South Australia to Build a New $700M Stadium

South Australia to Build a New $700M Stadium
The proposed Riverbank Arena will be built in the CBD of Adelaide. (Facebook: Steven Marshall)
Epoch Times Sydney Staff
3/19/2021
Updated:
3/23/2021

The re-elected Marshall Liberal Government of South Australia will build a $700 million indoor sports and entertainment stadium in Adelaide’s CBD in 2025.

South Australia Premier Steven Marshall announced the proposal on Friday, noting that the new Riverbank Arena will be built immediately west of the Morphett Street Bridge.
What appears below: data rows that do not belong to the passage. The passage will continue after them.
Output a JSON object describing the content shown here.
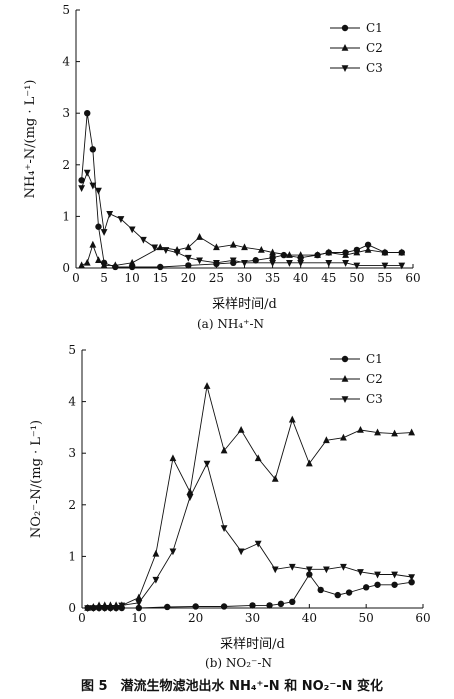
{
  "chart_data": [
    {
      "type": "line",
      "xlabel": "采样时间/d",
      "ylabel": "NH₄⁺-N/(mg · L⁻¹)",
      "subtitle": "(a) NH₄⁺-N",
      "xlim": [
        0,
        60
      ],
      "ylim": [
        0,
        5
      ],
      "xticks": [
        "0",
        "5",
        "10",
        "15",
        "20",
        "25",
        "30",
        "35",
        "40",
        "45",
        "50",
        "55",
        "60"
      ],
      "yticks": [
        "0",
        "1",
        "2",
        "3",
        "4",
        "5"
      ],
      "legend_position": "top-right",
      "series": [
        {
          "name": "C1",
          "marker": "circle",
          "points": [
            [
              1,
              1.7
            ],
            [
              2,
              3.0
            ],
            [
              3,
              2.3
            ],
            [
              4,
              0.8
            ],
            [
              5,
              0.1
            ],
            [
              7,
              0.02
            ],
            [
              10,
              0.02
            ],
            [
              15,
              0.02
            ],
            [
              20,
              0.05
            ],
            [
              25,
              0.08
            ],
            [
              28,
              0.1
            ],
            [
              32,
              0.15
            ],
            [
              35,
              0.2
            ],
            [
              37,
              0.25
            ],
            [
              40,
              0.2
            ],
            [
              43,
              0.25
            ],
            [
              45,
              0.3
            ],
            [
              48,
              0.3
            ],
            [
              50,
              0.35
            ],
            [
              52,
              0.45
            ],
            [
              55,
              0.3
            ],
            [
              58,
              0.3
            ]
          ]
        },
        {
          "name": "C2",
          "marker": "triangle-up",
          "points": [
            [
              1,
              0.05
            ],
            [
              2,
              0.1
            ],
            [
              3,
              0.45
            ],
            [
              4,
              0.15
            ],
            [
              5,
              0.05
            ],
            [
              7,
              0.05
            ],
            [
              10,
              0.1
            ],
            [
              15,
              0.4
            ],
            [
              18,
              0.35
            ],
            [
              20,
              0.4
            ],
            [
              22,
              0.6
            ],
            [
              25,
              0.4
            ],
            [
              28,
              0.45
            ],
            [
              30,
              0.4
            ],
            [
              33,
              0.35
            ],
            [
              35,
              0.3
            ],
            [
              38,
              0.25
            ],
            [
              40,
              0.25
            ],
            [
              43,
              0.25
            ],
            [
              45,
              0.3
            ],
            [
              48,
              0.25
            ],
            [
              50,
              0.3
            ],
            [
              52,
              0.35
            ],
            [
              55,
              0.3
            ],
            [
              58,
              0.3
            ]
          ]
        },
        {
          "name": "C3",
          "marker": "triangle-down",
          "points": [
            [
              1,
              1.55
            ],
            [
              2,
              1.85
            ],
            [
              3,
              1.6
            ],
            [
              4,
              1.5
            ],
            [
              5,
              0.7
            ],
            [
              6,
              1.05
            ],
            [
              8,
              0.95
            ],
            [
              10,
              0.75
            ],
            [
              12,
              0.55
            ],
            [
              14,
              0.4
            ],
            [
              16,
              0.35
            ],
            [
              18,
              0.3
            ],
            [
              20,
              0.2
            ],
            [
              22,
              0.15
            ],
            [
              25,
              0.1
            ],
            [
              28,
              0.15
            ],
            [
              30,
              0.1
            ],
            [
              35,
              0.1
            ],
            [
              38,
              0.1
            ],
            [
              40,
              0.1
            ],
            [
              45,
              0.1
            ],
            [
              48,
              0.1
            ],
            [
              50,
              0.05
            ],
            [
              55,
              0.05
            ],
            [
              58,
              0.05
            ]
          ]
        }
      ]
    },
    {
      "type": "line",
      "xlabel": "采样时间/d",
      "ylabel": "NO₂⁻-N/(mg · L⁻¹)",
      "subtitle": "(b) NO₂⁻-N",
      "xlim": [
        0,
        60
      ],
      "ylim": [
        0,
        5
      ],
      "xticks": [
        "0",
        "10",
        "20",
        "30",
        "40",
        "50",
        "60"
      ],
      "yticks": [
        "0",
        "1",
        "2",
        "3",
        "4",
        "5"
      ],
      "legend_position": "top-right",
      "series": [
        {
          "name": "C1",
          "marker": "circle",
          "points": [
            [
              1,
              0
            ],
            [
              2,
              0
            ],
            [
              3,
              0
            ],
            [
              4,
              0
            ],
            [
              5,
              0
            ],
            [
              6,
              0
            ],
            [
              7,
              0
            ],
            [
              10,
              0
            ],
            [
              15,
              0.02
            ],
            [
              20,
              0.03
            ],
            [
              25,
              0.03
            ],
            [
              30,
              0.05
            ],
            [
              33,
              0.05
            ],
            [
              35,
              0.08
            ],
            [
              37,
              0.12
            ],
            [
              40,
              0.65
            ],
            [
              42,
              0.35
            ],
            [
              45,
              0.25
            ],
            [
              47,
              0.3
            ],
            [
              50,
              0.4
            ],
            [
              52,
              0.45
            ],
            [
              55,
              0.45
            ],
            [
              58,
              0.5
            ]
          ]
        },
        {
          "name": "C2",
          "marker": "triangle-up",
          "points": [
            [
              1,
              0
            ],
            [
              2,
              0.02
            ],
            [
              3,
              0.05
            ],
            [
              4,
              0.05
            ],
            [
              5,
              0.05
            ],
            [
              6,
              0.05
            ],
            [
              7,
              0.05
            ],
            [
              10,
              0.2
            ],
            [
              13,
              1.05
            ],
            [
              16,
              2.9
            ],
            [
              19,
              2.25
            ],
            [
              22,
              4.3
            ],
            [
              25,
              3.05
            ],
            [
              28,
              3.45
            ],
            [
              31,
              2.9
            ],
            [
              34,
              2.5
            ],
            [
              37,
              3.65
            ],
            [
              40,
              2.8
            ],
            [
              43,
              3.25
            ],
            [
              46,
              3.3
            ],
            [
              49,
              3.45
            ],
            [
              52,
              3.4
            ],
            [
              55,
              3.38
            ],
            [
              58,
              3.4
            ]
          ]
        },
        {
          "name": "C3",
          "marker": "triangle-down",
          "points": [
            [
              1,
              0
            ],
            [
              2,
              0
            ],
            [
              3,
              0
            ],
            [
              4,
              0
            ],
            [
              5,
              0
            ],
            [
              6,
              0
            ],
            [
              7,
              0.05
            ],
            [
              10,
              0.1
            ],
            [
              13,
              0.55
            ],
            [
              16,
              1.1
            ],
            [
              19,
              2.15
            ],
            [
              22,
              2.8
            ],
            [
              25,
              1.55
            ],
            [
              28,
              1.1
            ],
            [
              31,
              1.25
            ],
            [
              34,
              0.75
            ],
            [
              37,
              0.8
            ],
            [
              40,
              0.75
            ],
            [
              43,
              0.75
            ],
            [
              46,
              0.8
            ],
            [
              49,
              0.7
            ],
            [
              52,
              0.65
            ],
            [
              55,
              0.65
            ],
            [
              58,
              0.6
            ]
          ]
        }
      ]
    }
  ],
  "caption": "图 5　潜流生物滤池出水 NH₄⁺-N 和 NO₂⁻-N 变化"
}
The plan also includes an underground tunnel below Morphett Street linking it to the Adelaide Convention Centre, increasing the exhibition space by 5,600 square meters.

The construction will begin when works for the new Women’s and Children’s Hospital, which is estimated to cost up to $1.8 billion, is almost completed in 2025.
“This project will create jobs for South Australians and help cement Adelaide as one of the most liveable cities in the world,” Premier Steven Marshall said in a media release. “Our investment will take recent government and private investment in entertainment and convention infrastructure along Adelaide’s riverbank precinct to more than $2 billion.”
SA Premier Steven Marshall at Memorial Drive on January 29, 2021, in Adelaide, Australia. (Mark Brake/Getty Images)
SA Premier Steven Marshall at Memorial Drive on January 29, 2021, in Adelaide, Australia. (Mark Brake/Getty Images)
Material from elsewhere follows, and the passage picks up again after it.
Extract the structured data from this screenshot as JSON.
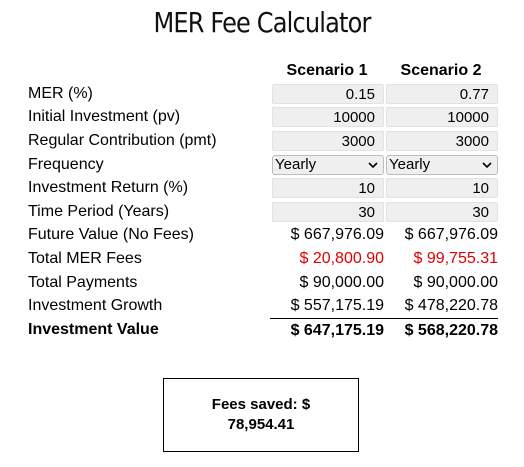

The government also said that the new stadium will help South Australia to attract major international conference and events, which the state can’t bid for now with the current one.

As a new 15,000-person multipurpose indoor arena capable of hosting concerts, conventions, and court sports, the new stadium is expected to replace the Adelaide Entertainment Centre, which only has 11,300 seats in total with 9,600 for basketball and netball.
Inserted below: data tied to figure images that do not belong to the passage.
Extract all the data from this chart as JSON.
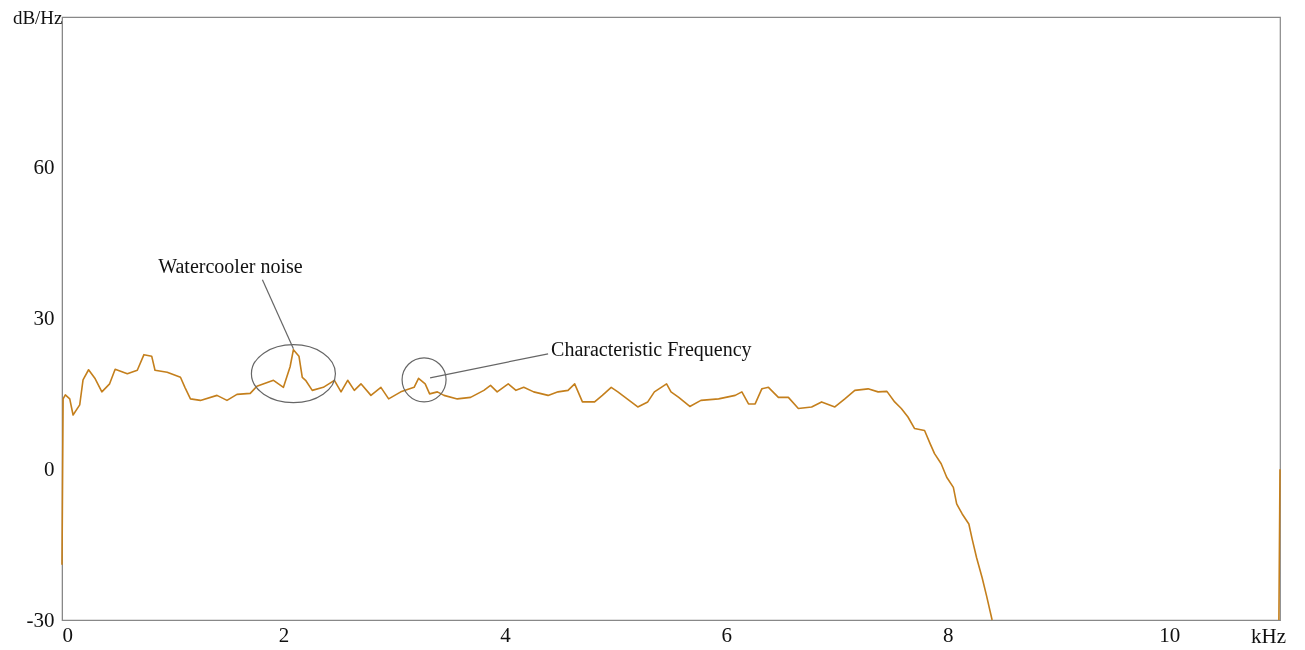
{
  "chart_data": {
    "type": "line",
    "xlabel": "kHz",
    "ylabel": "dB/Hz",
    "xlim": [
      0,
      11
    ],
    "ylim": [
      -30,
      90
    ],
    "xticks": [
      0,
      2,
      4,
      6,
      8,
      10
    ],
    "yticks": [
      -30,
      0,
      30,
      60
    ],
    "grid": false,
    "marker": "none",
    "line_style": "solid",
    "annotations": [
      {
        "text": "Watercooler noise",
        "x": 2.09,
        "y": 23.8
      },
      {
        "text": "Characteristic Frequency",
        "x": 3.27,
        "y": 17.8
      }
    ],
    "series": [
      {
        "color": "#c47f1c",
        "x": [
          0,
          0.01,
          0.03,
          0.07,
          0.1,
          0.16,
          0.19,
          0.24,
          0.3,
          0.36,
          0.43,
          0.48,
          0.59,
          0.68,
          0.74,
          0.81,
          0.84,
          0.95,
          1.07,
          1.11,
          1.16,
          1.25,
          1.4,
          1.49,
          1.58,
          1.7,
          1.76,
          1.91,
          2.0,
          2.06,
          2.09,
          2.14,
          2.17,
          2.2,
          2.26,
          2.36,
          2.46,
          2.52,
          2.58,
          2.64,
          2.7,
          2.79,
          2.88,
          2.95,
          3.06,
          3.18,
          3.22,
          3.28,
          3.32,
          3.39,
          3.45,
          3.57,
          3.69,
          3.81,
          3.87,
          3.93,
          4.03,
          4.1,
          4.17,
          4.26,
          4.39,
          4.48,
          4.57,
          4.63,
          4.7,
          4.81,
          4.88,
          4.96,
          5.02,
          5.14,
          5.2,
          5.29,
          5.35,
          5.46,
          5.5,
          5.57,
          5.67,
          5.77,
          5.93,
          6.08,
          6.14,
          6.2,
          6.26,
          6.32,
          6.38,
          6.47,
          6.56,
          6.65,
          6.77,
          6.86,
          6.98,
          7.07,
          7.16,
          7.28,
          7.37,
          7.45,
          7.52,
          7.58,
          7.64,
          7.7,
          7.79,
          7.84,
          7.88,
          7.94,
          7.99,
          8.05,
          8.08,
          8.13,
          8.19,
          8.22,
          8.26,
          8.31,
          8.35,
          8.4,
          9.7,
          10.99,
          11.0
        ],
        "values": [
          -19,
          14,
          14.8,
          14,
          10.8,
          12.8,
          17.8,
          19.8,
          18,
          15.4,
          17,
          19.9,
          19,
          19.7,
          22.8,
          22.5,
          19.7,
          19.3,
          18.3,
          16.3,
          14,
          13.7,
          14.7,
          13.7,
          14.9,
          15.1,
          16.5,
          17.7,
          16.3,
          20.4,
          23.8,
          22.5,
          18.3,
          17.7,
          15.7,
          16.3,
          17.7,
          15.4,
          17.7,
          15.7,
          17,
          14.7,
          16.3,
          14,
          15.4,
          16.3,
          18.1,
          17,
          15,
          15.4,
          14.7,
          14,
          14.3,
          15.7,
          16.7,
          15.4,
          17,
          15.7,
          16.3,
          15.4,
          14.7,
          15.4,
          15.7,
          17,
          13.4,
          13.4,
          14.7,
          16.3,
          15.4,
          13.4,
          12.4,
          13.4,
          15.4,
          17,
          15.4,
          14.3,
          12.5,
          13.7,
          14,
          14.7,
          15.4,
          13,
          13,
          16,
          16.3,
          14.3,
          14.3,
          12.1,
          12.4,
          13.4,
          12.4,
          14,
          15.7,
          16,
          15.4,
          15.5,
          13.4,
          12.1,
          10.4,
          8.1,
          7.7,
          5.1,
          3.1,
          1.1,
          -1.6,
          -3.6,
          -6.9,
          -8.9,
          -10.9,
          -13.9,
          -17.6,
          -21.6,
          -25.2,
          -30,
          null,
          -30,
          0
        ]
      }
    ]
  }
}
“Don’t get me wrong; the Adelaide Entertainment Centre has served South Australia well; it’s been in place for more than three decades,” the premier said at a business gathering on Friday. “But it’s too small; it’s tired, and, quite frankly, it’s in the wrong place.”

However, the local football club is not happy with the plan’s failure to include a soccer pitch, citing the bid for the upcoming FIFA Women’s World Cup in 2023 as one example of the failure to consider all aspects.

“This is an extraordinary lack of vision by the Marshall Government,” Greg Griffin, the former chairman of Adelaide United Football Club, told ABC. “If Adelaide wants to have any prospect of hosting games, this is the ticket to get the … biggest event in town.

The Labor leader Peter Malinauskas expressed no objection against the project but said the Liberal government has been “on-again-off-again” about the idea since the last election.

“It was first mentioned in the Governor’s speech to Parliament last year, but by the middle of last year, they'd dropped it altogether and said it wasn’t happening,” Malinauskas told ABC.